I'm reading <Differential Geometry, Lie groups and Symmetric Spaces> by Helgason.
In Section 7 of Chapter 2, there is a lemma which says that the bi-invariant forms on a Lie group are closed. This question gives one way to prove it, and I also know the proof using the inversion map. However, the author go through with somewhat unclear method to me. He says:
$(\tilde{X}_i^{R(\exp tX)})_e = Ad(\exp (-tX))(X_i)$ for $X \in \mathfrak{g}$, and
$\sum_1^p \omega(\tilde{X}_1, \dots, [\tilde{X}, \tilde{X}_i], \tilde{X}_{i+1}, \dots, \tilde{X}_p) = 0$ by the derivative of $Ad$ and the right-invariance of $\omega$,
(Here, $\omega$ is a bi-invariant $p$-form and $\tilde{X}_i$ is a left-invariant vector field corresponding to the tangent vector $X_i \in T_e G$.)

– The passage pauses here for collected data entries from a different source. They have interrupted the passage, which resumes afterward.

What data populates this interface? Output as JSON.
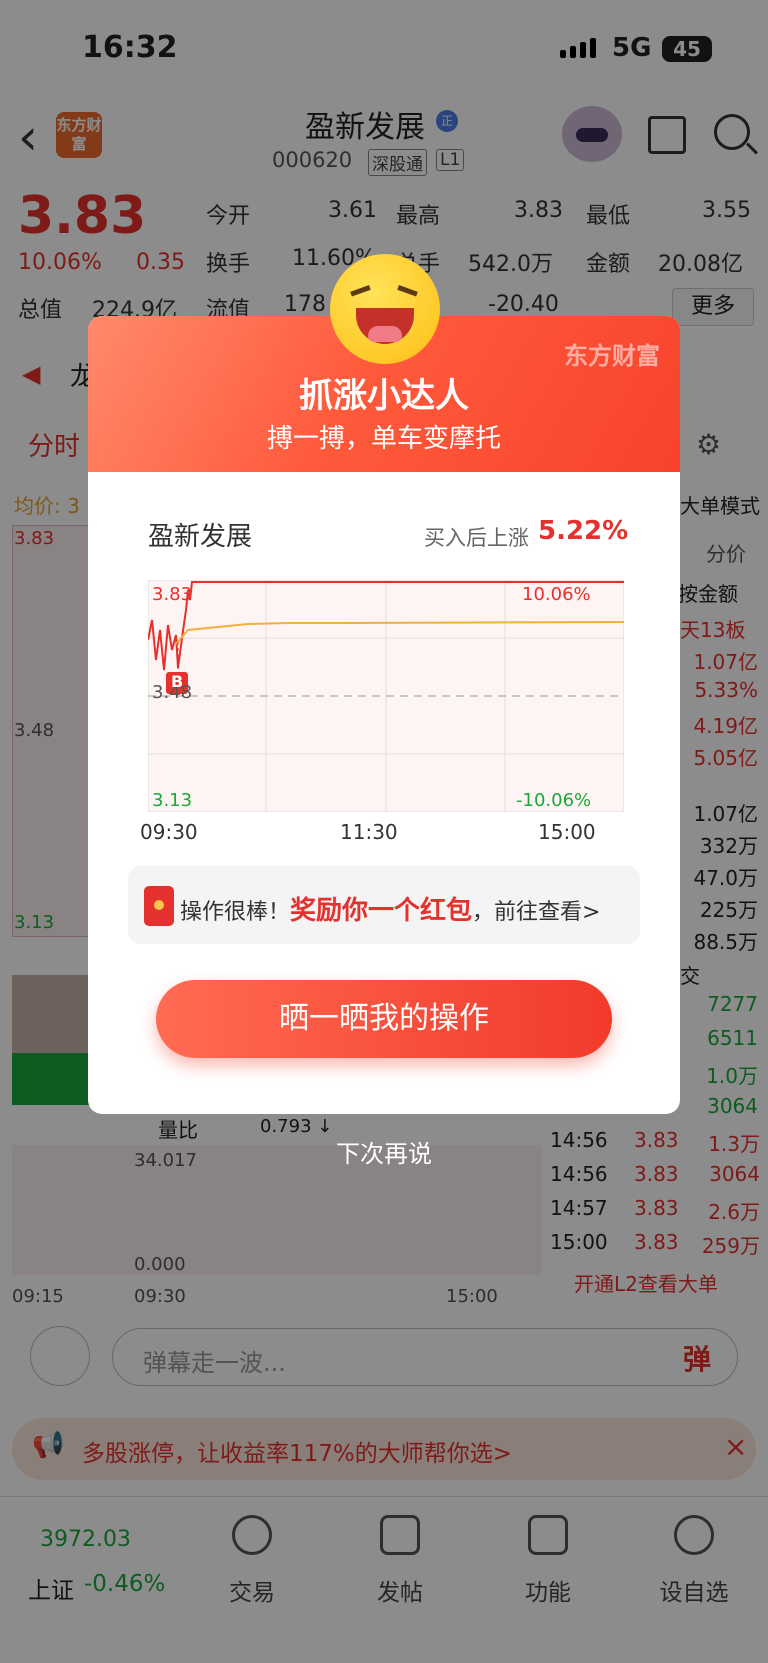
{
  "status": {
    "time": "16:32",
    "network": "5G",
    "battery": "45"
  },
  "header": {
    "back_icon": "back-arrow-icon",
    "logo_text": "东方财富",
    "stock_name": "盈新发展",
    "badge": "正",
    "code": "000620",
    "tags": [
      "深股通",
      "L1"
    ]
  },
  "quote": {
    "price": "3.83",
    "pct": "10.06%",
    "change": "0.35",
    "rows": [
      [
        {
          "l": "今开",
          "v": "3.61"
        },
        {
          "l": "最高",
          "v": "3.83"
        },
        {
          "l": "最低",
          "v": "3.55"
        }
      ],
      [
        {
          "l": "换手",
          "v": "11.60%"
        },
        {
          "l": "总手",
          "v": "542.0万"
        },
        {
          "l": "金额",
          "v": "20.08亿"
        }
      ]
    ],
    "row3": {
      "l1": "总值",
      "v1": "224.9亿",
      "l2": "流值",
      "v2": "178",
      "v3": "-20.40"
    },
    "more": "更多"
  },
  "background": {
    "dragon": "龙",
    "tab": "分时",
    "avg": "均价: 3",
    "left_ticks": [
      "3.83",
      "3.48",
      "3.13"
    ],
    "mode": "大单模式",
    "fenjia": "分价",
    "by_amount": "按金额",
    "ban": "天13板",
    "right_values": [
      "1.07亿",
      "5.33%",
      "4.19亿",
      "5.05亿",
      "1.07亿",
      "332万",
      "47.0万",
      "225万",
      "88.5万"
    ],
    "jiao": "交",
    "vols": [
      "7277",
      "6511",
      "1.0万",
      "3064"
    ],
    "ticks": [
      {
        "t": "14:56",
        "p": "3.83",
        "v": "1.3万"
      },
      {
        "t": "14:56",
        "p": "3.83",
        "v": "3064"
      },
      {
        "t": "14:57",
        "p": "3.83",
        "v": "2.6万"
      },
      {
        "t": "15:00",
        "p": "3.83",
        "v": "259万"
      }
    ],
    "l2": "开通L2查看大单",
    "liangbi": "量比",
    "liangbi_val": "0.793 ↓",
    "vol_top": "34.017",
    "vol_bottom": "0.000",
    "vol_x": [
      "09:15",
      "09:30",
      "15:00"
    ]
  },
  "input": {
    "placeholder": "弹幕走一波...",
    "send": "弹"
  },
  "banner": {
    "text": "多股涨停，让收益率117%的大师帮你选>",
    "close": "×"
  },
  "nav": {
    "index_value": "3972.03",
    "index_name": "上证",
    "index_pct": "-0.46%",
    "items": [
      "交易",
      "发帖",
      "功能",
      "设自选"
    ]
  },
  "modal": {
    "brand": "东方财富",
    "title": "抓涨小达人",
    "subtitle": "搏一搏，单车变摩托",
    "stock": "盈新发展",
    "up_label": "买入后上涨",
    "up_value": "5.22%",
    "chart_labels": {
      "top_left": "3.83",
      "top_right": "10.06%",
      "mid": "3.48",
      "bottom_left": "3.13",
      "bottom_right": "-10.06%",
      "buy_marker": "B"
    },
    "x_labels": [
      "09:30",
      "11:30",
      "15:00"
    ],
    "reward_prefix": "操作很棒！",
    "reward_highlight": "奖励你一个红包",
    "reward_suffix": "，前往查看>",
    "share_button": "晒一晒我的操作",
    "later": "下次再说"
  },
  "colors": {
    "up": "#e5312d",
    "down": "#1aa83a",
    "avg_line": "#f0b23c",
    "accent": "#f4432c"
  }
}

and then using the exterior derivative formula for $d \omega$, he conclude that $d \omega = 0$. I can understand all the process, but above two formulae. How can I obtain them? Maybe they can be easily derived by definition of $Ad$ and the right-invariance, but I can't find a way now. Any help will be appreciated so much.